The GPS Awards Gala replaces the traditional Opening Night Reception (ONR) as the major networking event this year. It will be a sit-down dinner that will feature the handing-out of awards for eight categories, including Innovation in Technologies for three subjects, including Digital, Controls and Equipment. Other categories include Corporate Social Responsibility, Emerging Clean Technologies, Environmental Excellence, Health & Safety, and Indigenous Engagement.

Other new features include a GPS Celebrates Concert, featuring the Spazmatics, a 1980s-style retro band. The show will be in the Big Four Roadhouse. In addition, a Young GPS program is looking to inspire 50 future leaders, ages 12 to 17, to learn about new technology and how they can someday contribute to a sustainable energy future for Canada. GPS is also welcoming the Indian Resources Council to the show floor, with teepees installed in halls A, B and C, encouraging attendees to participate in dialogue about indigenous inclusion.

A Country Market Seminar Series is providing insights on international E&P interests and investment opportunities in 20 other countries. And the ever-popular Digital Oilfield Zone returns to the show grounds, and reportedly will even include exhibits on blockchain, A.I., and deep machine learning.

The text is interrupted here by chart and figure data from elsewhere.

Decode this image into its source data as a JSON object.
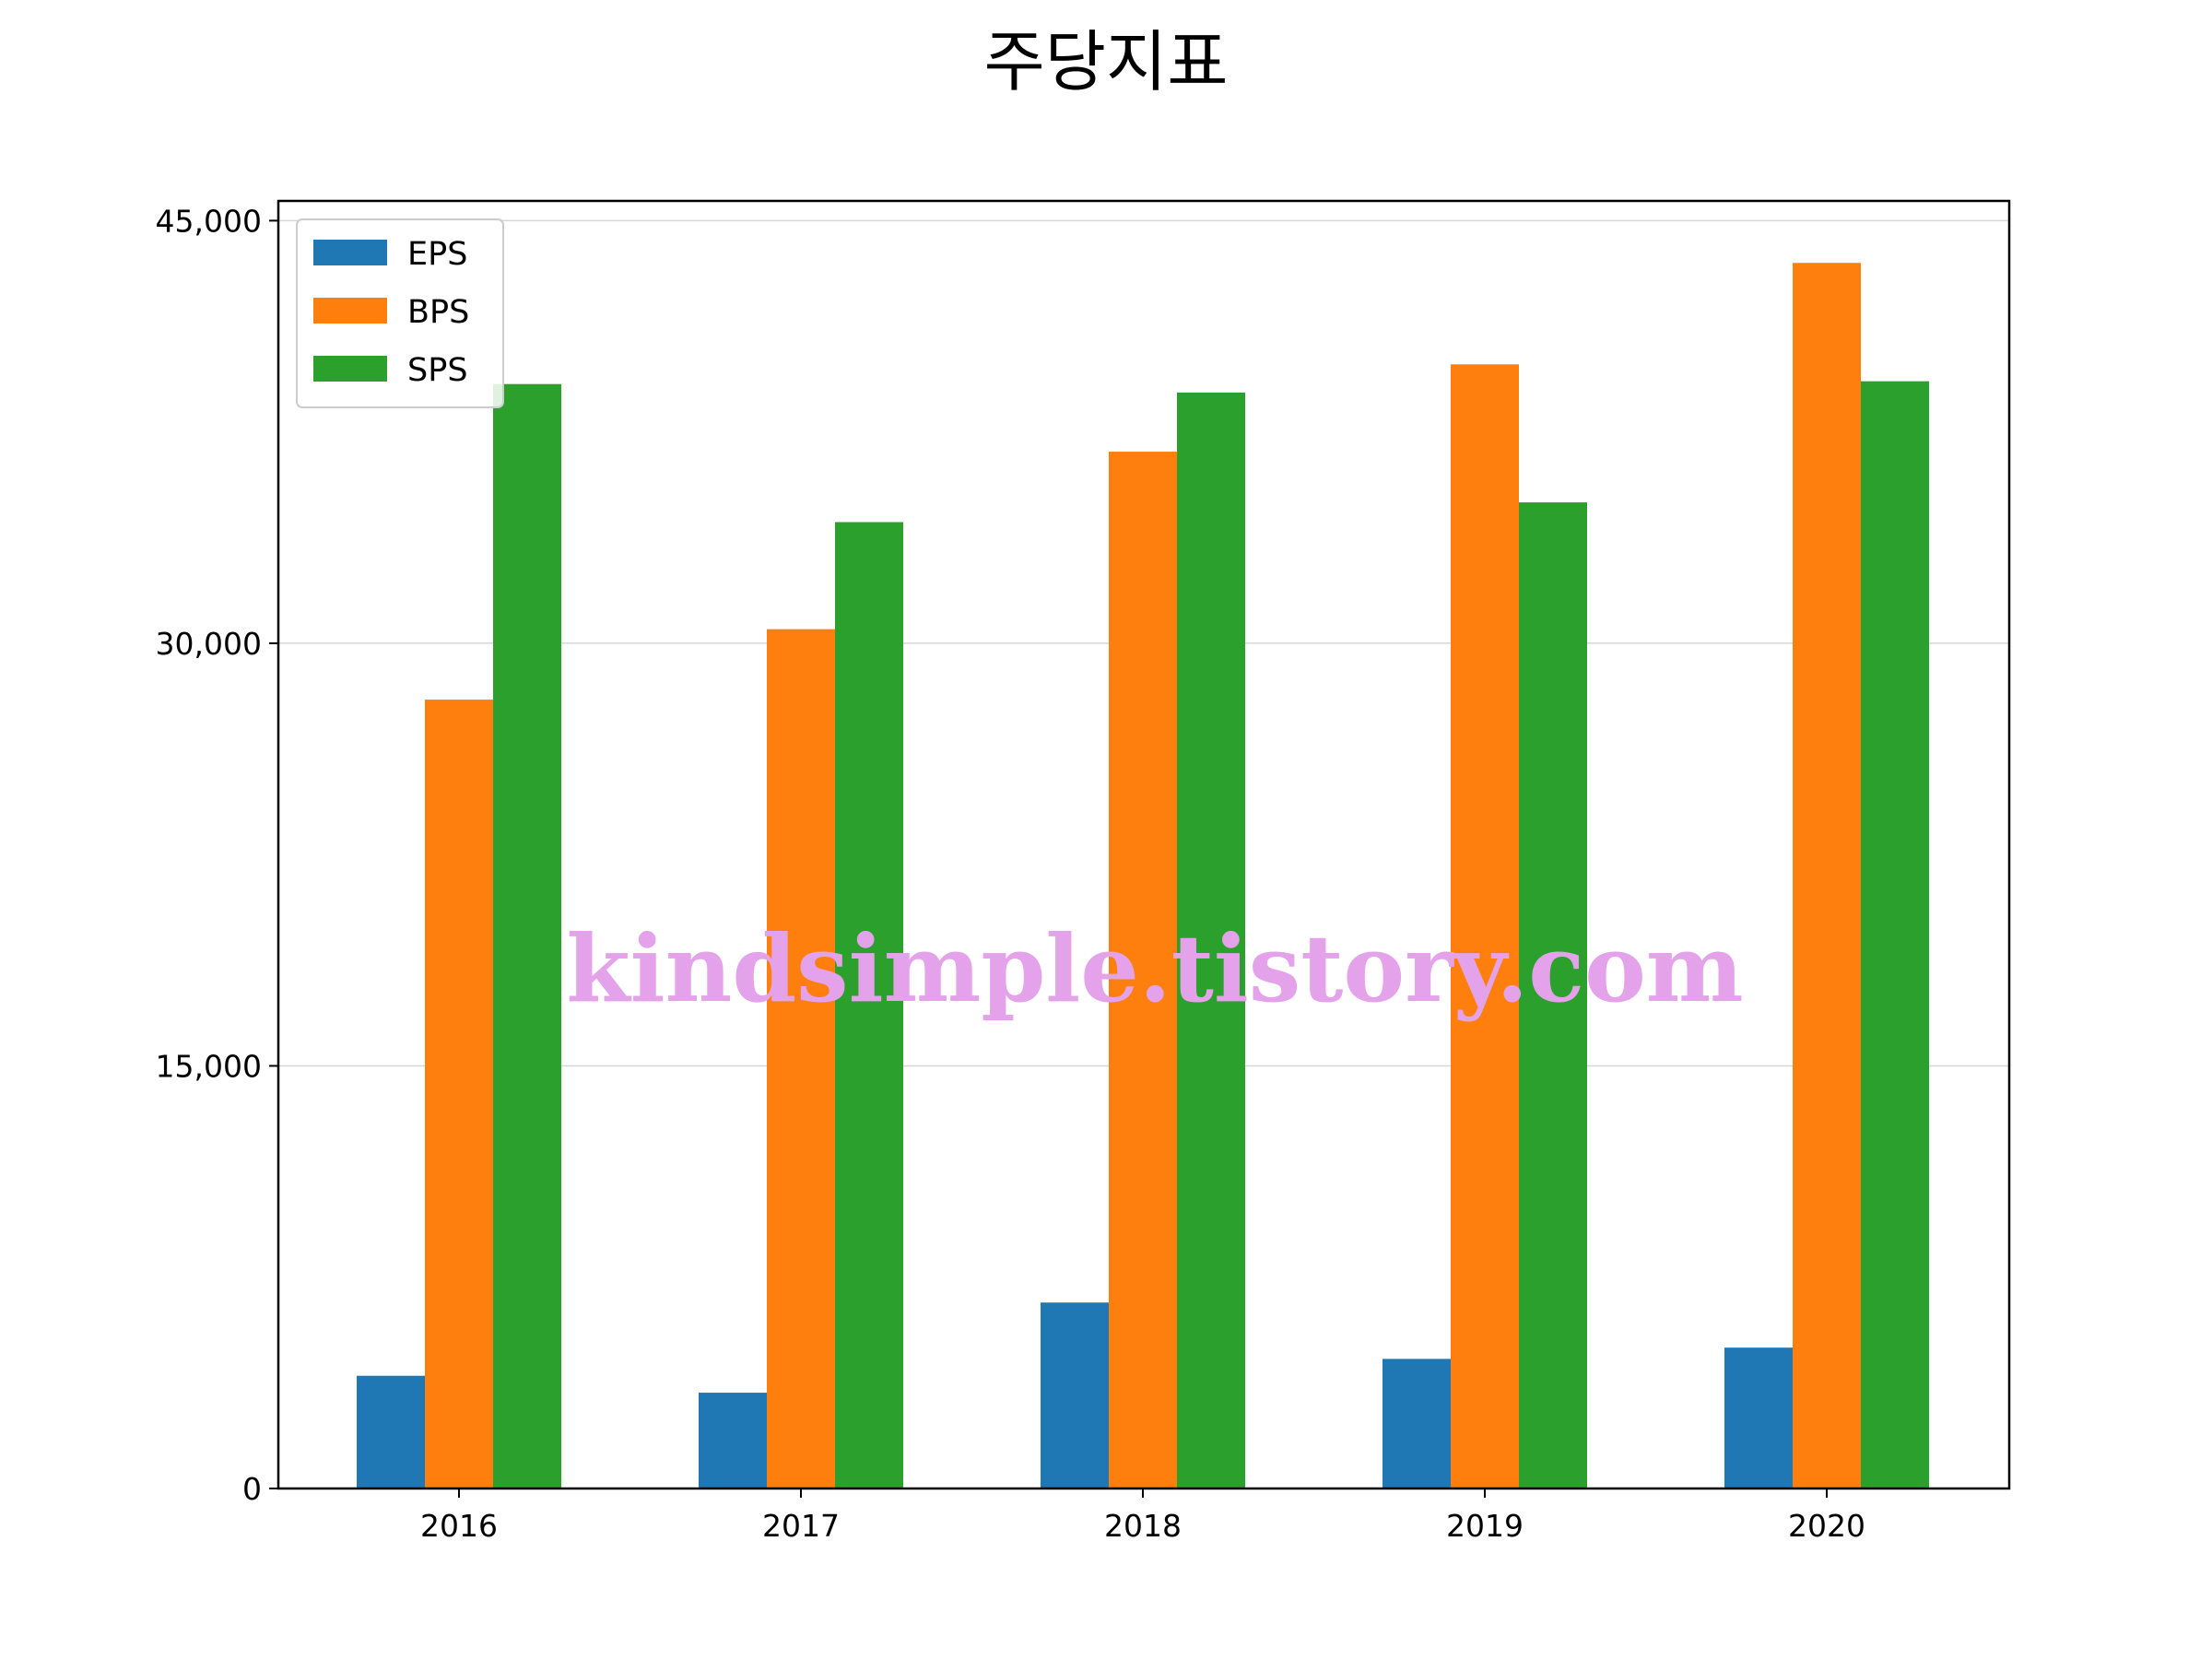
{
  "chart_data": {
    "type": "bar",
    "title": "주당지표",
    "xlabel": "",
    "ylabel": "",
    "categories": [
      "2016",
      "2017",
      "2018",
      "2019",
      "2020"
    ],
    "series": [
      {
        "name": "EPS",
        "color": "#1f77b4",
        "values": [
          4000,
          3400,
          6600,
          4600,
          5000
        ]
      },
      {
        "name": "BPS",
        "color": "#ff7f0e",
        "values": [
          28000,
          30500,
          36800,
          39900,
          43500
        ]
      },
      {
        "name": "SPS",
        "color": "#2ca02c",
        "values": [
          39200,
          34300,
          38900,
          35000,
          39300
        ]
      }
    ],
    "ylim": [
      0,
      45700
    ],
    "yticks": [
      0,
      15000,
      30000,
      45000
    ],
    "ytick_labels": [
      "0",
      "15,000",
      "30,000",
      "45,000"
    ],
    "grid": "horizontal",
    "legend_position": "top-left",
    "watermark": "kindsimple.tistory.com",
    "watermark_color": "#e4a2ea"
  }
}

It should be noted that while U.S. President Donald Trump and Canadian Prime Minister Justin Trudeau may be having a public spat, the American and Canadian attendees at GPS are not letting that bother them. Colleagues from both sides are working closely together, as they always do. And, symbolically, the U.S. Department of Commerce pavilion, at the main desk on its one end, continues to feature the U.S. and Canadian flags standing next to each other. The Commerce pavilion includes about two dozen booths, highlighted by stands from the states of West Virginia and Louisiana.